Then she reappeared.
“Don’t tell me,” I said. “Now he does want to see me.”
As I went past her the temptation to tickle her became almost overmastering. I mastered it and walked in.
Captain Forestier got up as I came in. He did not come forward and shake hands nor did he offer me an easy chair. Not a chummy sort of man, I suspected. He had a brick red face under startlingly light, reddish hair, and light blue eyes. He was in mufti, but I am quite certain that his medal ribbons could have stretched from here to there.
“Well?”
It was a voice which had made roomfuls of recruits jump to attention.
“What about asking me to sit down?” I said.
He never batted an eyelid.
“I’ll ask you to sit down when I think you’ve got anything to say to me.”
“Don’t be silly,” I said. There was only one spare chair in the room, so I annexed it. “If you hadn’t thought that I might have something to say to you, you’d never have let me in. Little Pussykin would have told a white lie and said you were in conference.”
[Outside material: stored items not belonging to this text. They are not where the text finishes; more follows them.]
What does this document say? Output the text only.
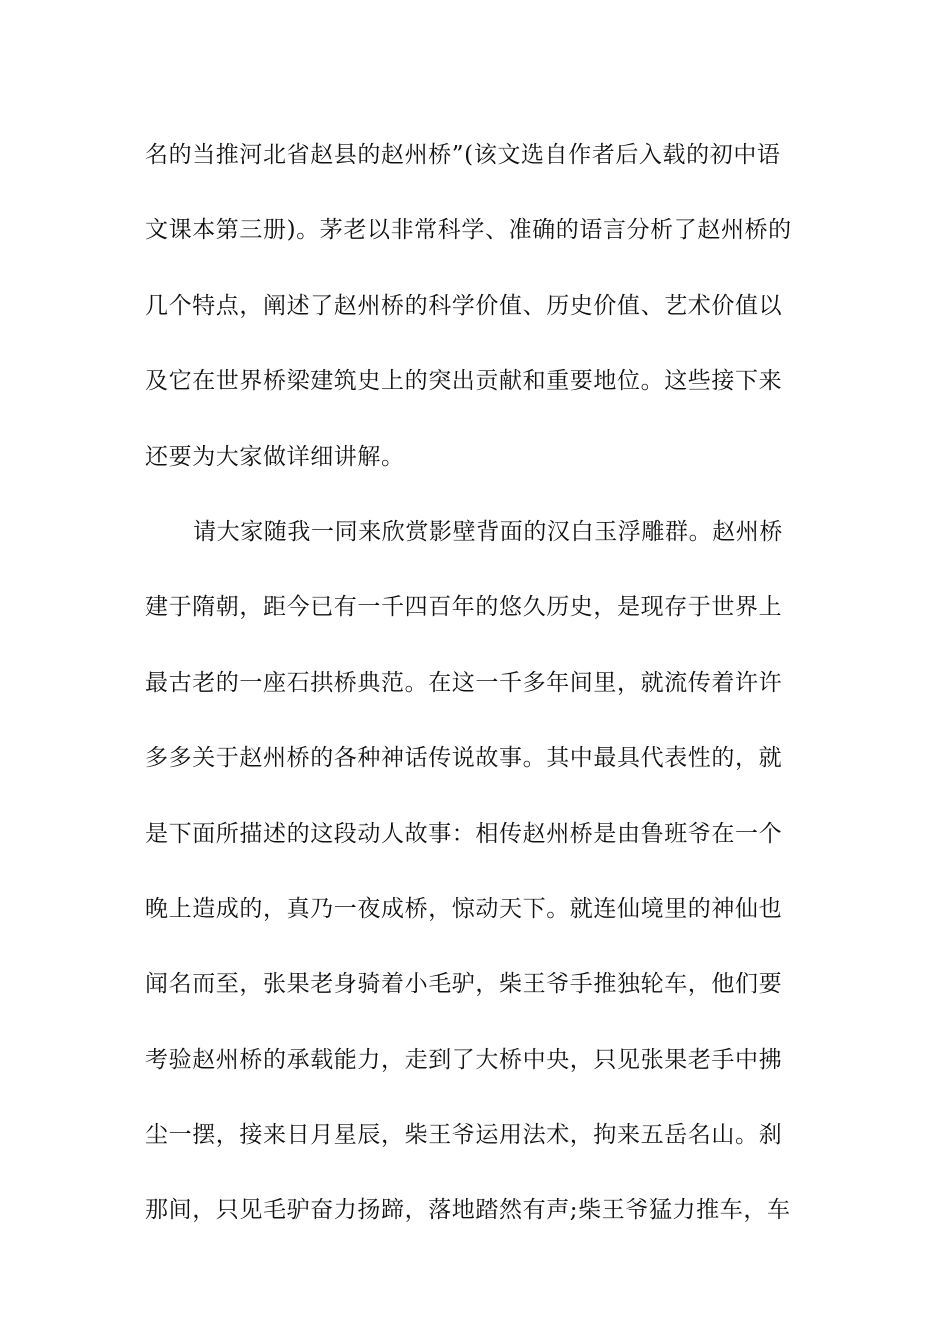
名的当推河北省赵县的赵州桥”(该文选自作者后入载的初中语
文课本第三册)。茅老以非常科学、准确的语言分析了赵州桥的
几个特点，阐述了赵州桥的科学价值、历史价值、艺术价值以
及它在世界桥梁建筑史上的突出贡献和重要地位。这些接下来
还要为大家做详细讲解。
请大家随我一同来欣赏影壁背面的汉白玉浮雕群。赵州桥
建于隋朝，距今已有一千四百年的悠久历史，是现存于世界上
最古老的一座石拱桥典范。在这一千多年间里，就流传着许许
多多关于赵州桥的各种神话传说故事。其中最具代表性的，就
是下面所描述的这段动人故事：相传赵州桥是由鲁班爷在一个
晚上造成的，真乃一夜成桥，惊动天下。就连仙境里的神仙也
闻名而至，张果老身骑着小毛驴，柴王爷手推独轮车，他们要
考验赵州桥的承载能力，走到了大桥中央，只见张果老手中拂
尘一摆，接来日月星辰，柴王爷运用法术，拘来五岳名山。刹
那间，只见毛驴奋力扬蹄，落地踏然有声;柴王爷猛力推车，车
He flexed himself once or twice on the balls of his feet, like an athlete who’s about to go for a standing jump record, and said, “I’ll give you three minutes.”
I resisted the temptation to say, “You’ll give; me just as long as it takes.” There was no sense in annoying him unnecessarily. I said, “I’m Philip.”
“I see.” The Captain lowered himself very cautiously into his chair, as if he expected it to bite him, and said, in a very slightly less aggressive voice: “Good of you to come round. Incidentally, why here?”
“I asked your bloodhound. The second one.”
“And he told you?”
“Under duress. I threatened to report him for molesting me.”
“And was he?”
“Not actually molesting, no. But he’s been following me about all this morning. Yesterday it was your other bloodhound. The small one, with the long nose. He was much better at it. He picked me up in Printing House Square, and followed me down to Twickenham – or did he?”
“I’m afraid you walked him off his feet. He had to give up at Kew.”
“How very unenterprising. He could have taken a taxi.”
“Not across Richmond Park.”
“Provoking. So you still don’t know who Henry is.”
“I expect we shall locate him in due course,” said Captain Forestier, very smoothly. “But it really doesn’t matter now, as you had the good sense to come straight to us.”
“Fair enough,” I said. “Now suppose you tell me what it’s all about.”
“I’m afraid that’s quite impossible,” said Captain Forestier, seriously.
I controlled myself.
“Is Studd-Thompson officially involved?”
“No. And even if he had been—”
“You can trust him, but you can’t trust me. Is that it?”
“I’m sure Studd-Thompson is an excellent man in his own line,” said the Captain. “But he wasn’t in my department. He was only on loan to us, you know, from the Foreign Service.”
The way in which this was said made several things absolutely plain to me.
First, that as a dyed-in-the-wool Intelligence operative he resented having a stray character from the Foreign Service wished on to him; secondly, that Colin had already managed to put his back up; thirdly, that he regarded Colin’s advertisement as something between a howling indiscretion and actual treason; and fourthly and lastly, that he loved me not at all, but was prepared to tag along with me just long enough to see whether I was going to be a good boy or another Colin. It’s remarkable what a trained Secret Service man can give away in a couple of sentences.
“Tell me something,” I said. “I suppose this is all pretty confidential.”
He looked at me as if he hardly believed in my existence. Then he said: “You don’t know a lot about this sort of thing do you?”
“I did get mixed up in it once,” I said. “Not enough to teach me anything, except to dislike it.”